Cette réponse soulève la question suivante : le monde du design, comme la plupart des institutions du Nord, a-t-il un problème de blanchiment ? Sophie Collé semble le penser. Le designer basé à Brooklyn, dont le travail ondulant s'inspire directement d'éléments de Memphis, affirme que "le design porte toujours une mentalité coloniale". Comme elle l'explique plus en détail, "Il est très évident et douloureux de voir des nations entières être effacées à travers l'objectif de conception que nous avons ici spécifiquement aux États-Unis. "
La référence explicite de Sottsass à l'Asie du Sud peut donc être applaudie - sa volonté de revendiquer directement cette influence avec transparence était, d'une certaine manière, une démarche très radicale compte tenu du contexte de la culture extractive environnante. Harry Chadha, un designer basé à New York d'ascendance sikh, est d'accord, soulignant que "l'idée plus large de la reconnaissance du matériel source est quelque chose que la plupart des critiques et des observateurs du design réalisent lentement - ou rapidement - dans la conversation contemporaine en tant que designers qui continuent à abriter ces influences lointaines devra être transparent à leur sujet.
Le design, comme toutes les formes d'art et de culture, est intrinsèquement politique et reflète la dynamique du pouvoir qui existe dans la vie quotidienne des gens ordinaires. Alors que nous entrons dans le Mois du patrimoine AAPI, il est utile de se réorienter vers un cadre de conception de l'Asie du Sud moins lié à la pauvreté et au déficit et davantage à l'abondance. Il n'est pas surprenant que l'influence orientale sur le design contemporain soit largement exclue des conversations sur le design moderne, car cela est vrai pour la façon dont la plupart des pays développés ont pris du développement. Cependant, en honorant à la fois le travail de Memphis et en se souvenant des contributions des Américains d'origine sud-asiatique, il est possible de repenser la conversation.
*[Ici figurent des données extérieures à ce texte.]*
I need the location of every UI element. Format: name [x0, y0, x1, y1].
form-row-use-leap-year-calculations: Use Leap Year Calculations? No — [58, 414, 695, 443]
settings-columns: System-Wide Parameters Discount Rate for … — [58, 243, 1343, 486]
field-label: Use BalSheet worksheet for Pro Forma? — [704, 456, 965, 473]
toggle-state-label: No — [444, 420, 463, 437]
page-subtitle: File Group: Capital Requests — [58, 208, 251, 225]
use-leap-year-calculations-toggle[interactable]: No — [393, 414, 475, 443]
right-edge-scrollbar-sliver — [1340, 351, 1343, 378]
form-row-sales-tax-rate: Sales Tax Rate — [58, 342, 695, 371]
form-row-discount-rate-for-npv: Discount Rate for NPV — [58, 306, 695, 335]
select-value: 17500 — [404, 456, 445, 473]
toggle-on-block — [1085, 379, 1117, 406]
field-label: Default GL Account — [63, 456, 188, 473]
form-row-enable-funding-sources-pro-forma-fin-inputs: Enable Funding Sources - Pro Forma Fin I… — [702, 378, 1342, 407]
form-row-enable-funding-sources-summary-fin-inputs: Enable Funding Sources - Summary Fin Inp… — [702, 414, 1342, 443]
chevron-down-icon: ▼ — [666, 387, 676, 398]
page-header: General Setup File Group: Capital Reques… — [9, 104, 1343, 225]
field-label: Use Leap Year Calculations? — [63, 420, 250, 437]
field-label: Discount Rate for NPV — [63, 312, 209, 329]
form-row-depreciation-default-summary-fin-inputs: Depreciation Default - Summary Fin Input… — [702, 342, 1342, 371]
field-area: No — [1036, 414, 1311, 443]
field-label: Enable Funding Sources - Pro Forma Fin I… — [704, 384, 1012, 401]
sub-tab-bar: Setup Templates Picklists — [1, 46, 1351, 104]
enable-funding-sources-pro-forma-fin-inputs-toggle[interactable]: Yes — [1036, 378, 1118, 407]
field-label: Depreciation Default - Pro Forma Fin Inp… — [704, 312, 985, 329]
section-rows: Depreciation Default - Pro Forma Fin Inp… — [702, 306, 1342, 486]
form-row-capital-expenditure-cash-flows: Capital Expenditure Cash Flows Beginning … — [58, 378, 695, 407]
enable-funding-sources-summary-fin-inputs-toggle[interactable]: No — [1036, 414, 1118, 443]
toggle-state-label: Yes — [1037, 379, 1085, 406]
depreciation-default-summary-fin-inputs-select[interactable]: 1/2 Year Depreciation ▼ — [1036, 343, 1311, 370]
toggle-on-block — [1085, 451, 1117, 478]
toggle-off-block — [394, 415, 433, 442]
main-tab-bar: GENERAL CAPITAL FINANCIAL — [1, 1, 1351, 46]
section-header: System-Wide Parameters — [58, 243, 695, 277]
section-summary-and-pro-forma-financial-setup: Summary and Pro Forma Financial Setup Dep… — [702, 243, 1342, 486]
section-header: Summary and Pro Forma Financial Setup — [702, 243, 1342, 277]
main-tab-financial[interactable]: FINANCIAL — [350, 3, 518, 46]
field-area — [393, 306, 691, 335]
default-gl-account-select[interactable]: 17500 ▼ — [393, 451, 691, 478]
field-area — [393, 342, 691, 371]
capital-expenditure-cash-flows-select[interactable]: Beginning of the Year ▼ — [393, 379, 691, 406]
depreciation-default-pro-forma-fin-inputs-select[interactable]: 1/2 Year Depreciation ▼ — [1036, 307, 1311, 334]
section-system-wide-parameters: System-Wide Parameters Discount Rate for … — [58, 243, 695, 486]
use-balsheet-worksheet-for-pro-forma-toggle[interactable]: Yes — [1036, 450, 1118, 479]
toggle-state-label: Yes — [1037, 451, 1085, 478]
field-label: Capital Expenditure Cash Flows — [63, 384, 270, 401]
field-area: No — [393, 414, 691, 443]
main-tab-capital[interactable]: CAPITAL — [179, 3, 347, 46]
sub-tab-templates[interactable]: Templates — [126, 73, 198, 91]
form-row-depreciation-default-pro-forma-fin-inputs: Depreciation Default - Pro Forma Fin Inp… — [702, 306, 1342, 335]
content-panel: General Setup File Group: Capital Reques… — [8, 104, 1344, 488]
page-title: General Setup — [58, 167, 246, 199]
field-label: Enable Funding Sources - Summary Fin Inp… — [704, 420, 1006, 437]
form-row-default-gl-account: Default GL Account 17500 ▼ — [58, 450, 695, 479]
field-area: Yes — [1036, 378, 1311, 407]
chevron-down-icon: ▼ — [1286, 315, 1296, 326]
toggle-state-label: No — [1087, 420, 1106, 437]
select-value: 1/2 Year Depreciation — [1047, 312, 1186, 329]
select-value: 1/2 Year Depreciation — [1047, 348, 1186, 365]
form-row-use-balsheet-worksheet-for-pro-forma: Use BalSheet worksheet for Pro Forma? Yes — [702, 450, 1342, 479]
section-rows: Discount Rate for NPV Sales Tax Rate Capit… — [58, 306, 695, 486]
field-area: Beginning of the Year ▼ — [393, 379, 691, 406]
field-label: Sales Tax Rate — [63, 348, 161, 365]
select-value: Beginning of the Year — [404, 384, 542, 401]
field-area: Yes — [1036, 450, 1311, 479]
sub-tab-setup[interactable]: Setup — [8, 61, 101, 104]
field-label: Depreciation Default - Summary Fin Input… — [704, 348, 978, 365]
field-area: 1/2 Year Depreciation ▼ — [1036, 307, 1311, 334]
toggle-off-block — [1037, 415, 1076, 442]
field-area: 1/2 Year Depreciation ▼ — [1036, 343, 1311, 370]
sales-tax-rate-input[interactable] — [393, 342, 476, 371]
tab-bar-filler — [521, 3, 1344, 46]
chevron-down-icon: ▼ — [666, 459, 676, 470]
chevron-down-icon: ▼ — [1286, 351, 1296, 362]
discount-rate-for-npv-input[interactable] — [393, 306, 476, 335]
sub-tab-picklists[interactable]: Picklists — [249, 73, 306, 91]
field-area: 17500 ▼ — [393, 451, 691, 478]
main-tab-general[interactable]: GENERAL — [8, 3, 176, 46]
Mais des progrès vers le recadrage sont activement réalisés. La dernière exposition du MoMA sur l'architecture décoloniale de l'Asie du Sud offre aux amateurs de design l'occasion de se plonger dans la richesse des connaissances qu'est l'esthétique du sous-continent. Pour les jeunes designers comme Mansi et Harry, cette représentation va au-delà de l'esthétique et offre une opportunité unique et pleine d'espoir de faire proliférer les connaissances et les histoires du design avec intention et commémoration. Comme le conclut Harry, « Il y a suffisamment de ce matériel source pour que l'influence soit prise via les palettes, les matériaux et les textures, peu importe qui réalise la conception avec eux. Qui sait, peut-être verrons-nous plus de sikhs à la Serpentine.